This is a part of the Current Topics in Reinforcement Learning (CTRL) series that reviews recent papers in Reinforcement Learning.

Title: A Deeper Look at Experience Replay
Authors: Shangtong Zhang and Richard Sutton
Publish Date: December 2017

In Reinforcement Learning, the agent learns to maximize the cumulative reward through interactions with the environment. The most direct way to learn from these interactions is by learning online, at every timestep with the latest interaction with the environment. The agent uses transitions $(s, a, r, s’)$ to update its value function or policy.

Although this is a powerful learning method, it suffers from two problems:

1. Each experience is used only once.
2. There is a high correlation between experience since consecutive experience belong to the same example, which violates the assumption

To mitigate these problems, many algorithms use Experience Replay, a method of storing experience into a replay buffer. With this method, instead of learning from the latest transition, the agent learns from a minibatch $B$ sampled from the replay buffer.

Experience Replay dramatically increases the data efficiency. Furthermore, it is the only method that can generate uncorrelated data for online training without changing the problem setting. Thus, it has been used in many seminal algorithms such as Deep Deterministic Policy Gradient (DDPG), Hindsight Experience Replay (HER) and all Deep Q-Networks (DQN) methods.

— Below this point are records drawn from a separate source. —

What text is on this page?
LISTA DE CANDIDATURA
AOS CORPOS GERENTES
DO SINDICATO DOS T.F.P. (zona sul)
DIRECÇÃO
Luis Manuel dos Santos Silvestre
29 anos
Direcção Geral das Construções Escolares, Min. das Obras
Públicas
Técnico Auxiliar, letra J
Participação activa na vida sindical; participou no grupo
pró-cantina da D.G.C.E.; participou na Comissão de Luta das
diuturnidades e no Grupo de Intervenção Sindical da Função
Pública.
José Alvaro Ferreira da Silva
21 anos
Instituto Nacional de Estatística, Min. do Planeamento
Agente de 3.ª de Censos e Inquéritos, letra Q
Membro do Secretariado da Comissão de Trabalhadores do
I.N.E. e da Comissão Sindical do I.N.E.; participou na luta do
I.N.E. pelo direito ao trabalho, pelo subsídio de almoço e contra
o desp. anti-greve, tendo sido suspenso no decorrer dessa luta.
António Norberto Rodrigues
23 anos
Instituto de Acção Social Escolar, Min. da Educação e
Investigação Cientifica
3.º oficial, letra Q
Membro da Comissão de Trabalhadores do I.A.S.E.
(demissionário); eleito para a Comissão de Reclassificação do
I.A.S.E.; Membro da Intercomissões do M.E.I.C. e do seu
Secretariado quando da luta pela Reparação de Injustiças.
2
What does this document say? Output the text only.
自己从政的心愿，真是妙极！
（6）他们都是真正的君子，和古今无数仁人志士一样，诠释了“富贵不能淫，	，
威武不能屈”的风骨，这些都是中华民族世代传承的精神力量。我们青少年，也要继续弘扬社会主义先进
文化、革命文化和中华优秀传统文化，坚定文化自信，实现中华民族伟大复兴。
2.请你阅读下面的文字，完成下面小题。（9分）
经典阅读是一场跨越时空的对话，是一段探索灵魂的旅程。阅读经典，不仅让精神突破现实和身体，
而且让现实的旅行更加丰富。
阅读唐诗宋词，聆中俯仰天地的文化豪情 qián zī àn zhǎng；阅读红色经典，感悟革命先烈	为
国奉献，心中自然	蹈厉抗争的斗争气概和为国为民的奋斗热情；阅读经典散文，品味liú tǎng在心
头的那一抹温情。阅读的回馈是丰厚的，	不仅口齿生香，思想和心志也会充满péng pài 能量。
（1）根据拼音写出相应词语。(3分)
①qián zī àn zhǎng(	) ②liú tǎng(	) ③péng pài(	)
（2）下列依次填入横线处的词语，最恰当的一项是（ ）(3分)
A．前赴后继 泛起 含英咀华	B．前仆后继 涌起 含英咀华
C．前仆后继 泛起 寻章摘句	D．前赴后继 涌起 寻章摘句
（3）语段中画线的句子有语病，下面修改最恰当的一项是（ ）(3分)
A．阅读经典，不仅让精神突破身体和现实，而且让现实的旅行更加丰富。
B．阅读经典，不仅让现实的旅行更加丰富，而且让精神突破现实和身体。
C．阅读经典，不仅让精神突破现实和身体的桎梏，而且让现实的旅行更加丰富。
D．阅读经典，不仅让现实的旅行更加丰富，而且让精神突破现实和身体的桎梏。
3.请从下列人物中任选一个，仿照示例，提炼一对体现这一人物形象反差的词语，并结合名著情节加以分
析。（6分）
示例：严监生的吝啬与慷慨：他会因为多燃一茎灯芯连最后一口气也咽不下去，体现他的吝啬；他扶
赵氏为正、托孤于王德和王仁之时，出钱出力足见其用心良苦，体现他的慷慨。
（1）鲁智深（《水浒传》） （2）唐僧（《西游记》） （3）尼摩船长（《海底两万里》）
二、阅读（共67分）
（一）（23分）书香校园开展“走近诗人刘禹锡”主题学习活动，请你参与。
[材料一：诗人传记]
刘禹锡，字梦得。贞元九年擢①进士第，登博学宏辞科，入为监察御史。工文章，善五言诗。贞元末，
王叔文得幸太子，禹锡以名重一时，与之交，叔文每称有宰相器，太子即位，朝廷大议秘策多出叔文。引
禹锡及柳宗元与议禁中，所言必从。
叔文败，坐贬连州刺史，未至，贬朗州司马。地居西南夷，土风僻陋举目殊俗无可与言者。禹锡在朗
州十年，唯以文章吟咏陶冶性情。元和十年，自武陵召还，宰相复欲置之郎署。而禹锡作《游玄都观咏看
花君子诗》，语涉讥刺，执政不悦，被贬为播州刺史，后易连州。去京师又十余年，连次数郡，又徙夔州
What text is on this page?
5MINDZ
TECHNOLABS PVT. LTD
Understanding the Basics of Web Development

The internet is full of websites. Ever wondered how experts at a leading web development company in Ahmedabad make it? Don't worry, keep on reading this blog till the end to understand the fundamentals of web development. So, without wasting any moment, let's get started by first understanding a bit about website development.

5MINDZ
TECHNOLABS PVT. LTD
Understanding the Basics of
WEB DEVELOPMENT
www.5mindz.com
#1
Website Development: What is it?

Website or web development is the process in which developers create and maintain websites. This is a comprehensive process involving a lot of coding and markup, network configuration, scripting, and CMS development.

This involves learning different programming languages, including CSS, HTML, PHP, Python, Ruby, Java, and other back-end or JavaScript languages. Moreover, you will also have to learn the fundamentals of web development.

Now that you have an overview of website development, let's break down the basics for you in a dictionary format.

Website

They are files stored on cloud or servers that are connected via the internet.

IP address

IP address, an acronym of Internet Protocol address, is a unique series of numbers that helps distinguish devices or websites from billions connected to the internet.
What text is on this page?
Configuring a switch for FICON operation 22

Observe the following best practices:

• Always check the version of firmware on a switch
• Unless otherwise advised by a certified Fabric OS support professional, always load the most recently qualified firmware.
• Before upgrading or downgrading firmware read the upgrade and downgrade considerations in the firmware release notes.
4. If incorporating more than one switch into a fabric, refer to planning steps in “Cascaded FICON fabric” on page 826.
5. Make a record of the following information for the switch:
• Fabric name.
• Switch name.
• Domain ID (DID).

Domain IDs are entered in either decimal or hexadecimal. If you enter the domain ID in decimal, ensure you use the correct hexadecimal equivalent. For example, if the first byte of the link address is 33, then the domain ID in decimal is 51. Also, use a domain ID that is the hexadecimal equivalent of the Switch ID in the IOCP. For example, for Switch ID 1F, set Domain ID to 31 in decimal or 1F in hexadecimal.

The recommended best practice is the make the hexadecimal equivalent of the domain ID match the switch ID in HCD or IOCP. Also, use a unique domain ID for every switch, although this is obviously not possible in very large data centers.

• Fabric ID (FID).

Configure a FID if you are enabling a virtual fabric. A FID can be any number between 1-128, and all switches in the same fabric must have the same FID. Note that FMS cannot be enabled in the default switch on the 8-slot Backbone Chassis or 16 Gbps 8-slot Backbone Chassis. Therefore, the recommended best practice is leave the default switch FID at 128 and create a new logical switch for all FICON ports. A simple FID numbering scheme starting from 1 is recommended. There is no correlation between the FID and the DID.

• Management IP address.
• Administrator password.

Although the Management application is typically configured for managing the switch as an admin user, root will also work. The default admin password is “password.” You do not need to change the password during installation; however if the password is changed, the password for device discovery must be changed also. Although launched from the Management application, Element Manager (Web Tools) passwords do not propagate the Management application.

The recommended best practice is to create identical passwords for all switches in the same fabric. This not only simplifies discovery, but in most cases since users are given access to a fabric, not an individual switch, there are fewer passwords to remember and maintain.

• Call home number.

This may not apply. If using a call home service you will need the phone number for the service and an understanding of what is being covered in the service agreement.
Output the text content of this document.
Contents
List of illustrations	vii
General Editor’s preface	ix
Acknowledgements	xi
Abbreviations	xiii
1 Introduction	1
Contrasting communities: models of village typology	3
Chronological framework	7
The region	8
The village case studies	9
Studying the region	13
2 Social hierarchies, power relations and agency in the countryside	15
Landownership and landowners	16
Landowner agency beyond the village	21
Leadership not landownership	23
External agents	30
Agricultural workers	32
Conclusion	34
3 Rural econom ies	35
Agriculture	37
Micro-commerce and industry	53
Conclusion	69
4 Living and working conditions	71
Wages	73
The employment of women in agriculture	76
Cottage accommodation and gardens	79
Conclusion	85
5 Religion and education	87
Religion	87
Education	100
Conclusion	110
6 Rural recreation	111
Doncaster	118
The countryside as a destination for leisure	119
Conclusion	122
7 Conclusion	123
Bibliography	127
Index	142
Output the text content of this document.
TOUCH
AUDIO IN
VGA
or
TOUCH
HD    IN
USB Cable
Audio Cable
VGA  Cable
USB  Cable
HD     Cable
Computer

Although experience replay has been integrated to widely different algorithms with different neural network architectures that interact with different environments, most experiments were done using the default value of $10^6$. This is not a problem if experience replay is robust under such differences, but in fact, the size of the replay buffer can heavily hurt the training process. When the replay buffer is too small, the replay buffer serves little to no purpose. If the replay buffer is too big, the batched samples are uncorrelated, but the agent will learn from the newest experience a long time after.

Thus, to mitigate this problem, we combine online learning and experience replay into Combined Experience Replay. At each timestep, the agent learns from a batch that consists of both the immediate transition $t$ and the sampled minibatch $B$.

To test the effects of Combined Experience Replay, we combine it with Q-Learning (denoted Combined-Q) and test it against Online Q-Learning method (denoted Online-Q) and Q-Learning with Experience Replay (denoted Buffer-Q). We test it on three popular environments: Gridworld, Lunar Lander, and Atari Pong.

Combined-Q significantly improved the performance for suboptimal replay buffer sizes in these environments:

• Gridworld with tabular function representation
• Gridworld with linear function approximator
• Gridworld with non-linear function approximator

However, it had little to no impact in these environments:

• Lunar Lander with non-linear function approximator
• Pong with non-linear function approximator

As the varied degree of success show, “CER is only a workaround, the idea of experience replay itself is heavily flawed.”